Brother Adron Doran was in the audience at 19th and
Broadway church the Sunday that brother Decker and others
came from Tenth Street Christian Church to make their
statement and to be identified with the church of Christ.
I also knew Floyd Decker and heard him preach in
Metropolis, Illinois when we lived in Paducah. He preached
on Christians letting heir light shine. He illustrated his
lesson with a using of small light bulbs which he hung
above the pulpit platform and plugged them into the
electrical outlet.
After the terrible 1937 flood, the Tenth Street Christian
Church gave up their building and the church of Christ
acquired it and it became the meeting house of Murrell
Boulevard Church of Christ. Some still called it the Tenth
Street meeting house when I preached here.
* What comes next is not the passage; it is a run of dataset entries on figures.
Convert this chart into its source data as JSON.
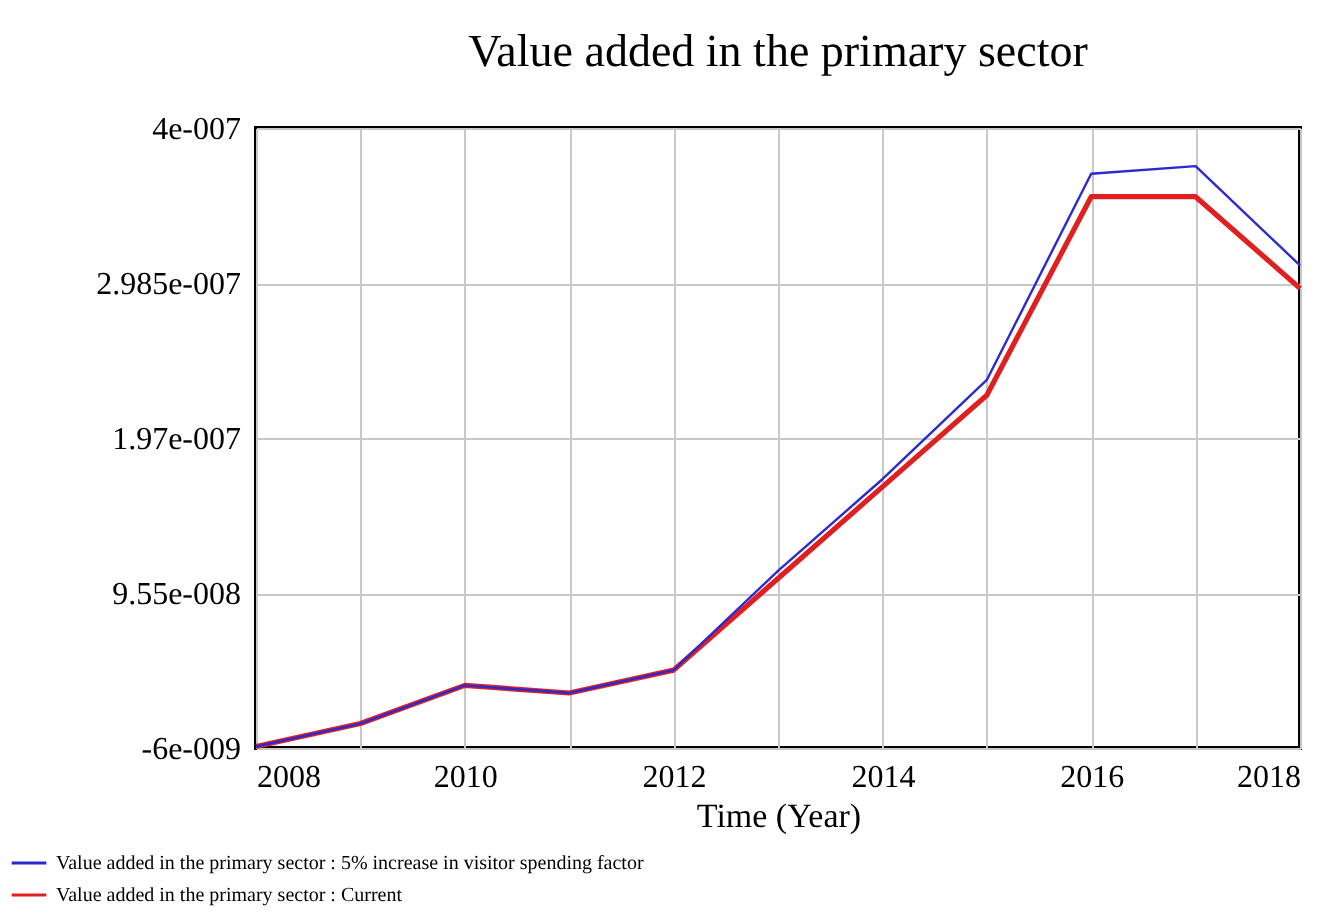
{
  "chart_data": {
    "type": "line",
    "title": "Value added in the primary sector",
    "xlabel": "Time (Year)",
    "x": [
      2008,
      2009,
      2010,
      2011,
      2012,
      2013,
      2014,
      2015,
      2016,
      2017,
      2018
    ],
    "series": [
      {
        "name": "Value added in the primary sector : 5% increase in visitor spending factor",
        "color": "#2a2ad0",
        "values": [
          -5e-09,
          1e-08,
          3.5e-08,
          3e-08,
          4.5e-08,
          1.1e-07,
          1.7e-07,
          2.35e-07,
          3.7e-07,
          3.75e-07,
          3.1e-07
        ]
      },
      {
        "name": "Value added in the primary sector : Current",
        "color": "#e02020",
        "values": [
          -5e-09,
          1e-08,
          3.5e-08,
          3e-08,
          4.5e-08,
          1.05e-07,
          1.65e-07,
          2.25e-07,
          3.55e-07,
          3.55e-07,
          2.95e-07
        ]
      }
    ],
    "xlim": [
      2008,
      2018
    ],
    "xticks": [
      2008,
      {
        "value": 2009,
        "label": null
      },
      2010,
      {
        "value": 2011,
        "label": null
      },
      2012,
      {
        "value": 2013,
        "label": null
      },
      2014,
      {
        "value": 2015,
        "label": null
      },
      2016,
      {
        "value": 2017,
        "label": null
      },
      2018
    ],
    "ylim": [
      -6e-09,
      4e-07
    ],
    "yticks": [
      {
        "value": -6e-09,
        "label": "-6e-009"
      },
      {
        "value": 9.55e-08,
        "label": "9.55e-008"
      },
      {
        "value": 1.97e-07,
        "label": "1.97e-007"
      },
      {
        "value": 2.985e-07,
        "label": "2.985e-007"
      },
      {
        "value": 4e-07,
        "label": "4e-007"
      }
    ],
    "grid": true,
    "legend": "bottom",
    "line_style": "solid",
    "marker": "none"
  }
}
The building is
located on a comer of Tenth Street and Murrell Boulevard.
The Murrell Boulevard congregation later moved to a new
building in another part of Paducah and has since been
known as Central Church of Christ. I have preached in
several gospel meetings for the congregation since we moved
from Paducah in 1955 to do mission work in Richmond,
Kentucky.
About eight years ago I preached in a series of meetings
with Parkway Church of Christ in Fulton, Kentucky while
Alonzo Williams was their preacher. He was very cooperative
and encouraging.
Now he has joined the ranks of history, and laid down his
Christian soldier's armor to go and be with the Captain of
his salvation. (Hebrews 2: 10.) Much of the foregoing is
out of my memory, but, obviously, some of it is from
historical sources, including Adron Doran. --- The Editor
Alonzo Williams
Alonzo Williams is buried at the Sunset Cemetery in
Dresden, Tenn.
GPS - N 36* 17.204' W 088* 42.671'
Tombstone: "Bro. Alonzo preached Gospel 1914-1994"
Alonzo Williams preached for the Tyler, Texas church of
Christ from 1938 to 1940.
Cf. also Gospel Advocate, Sept. 26, 1940, 923.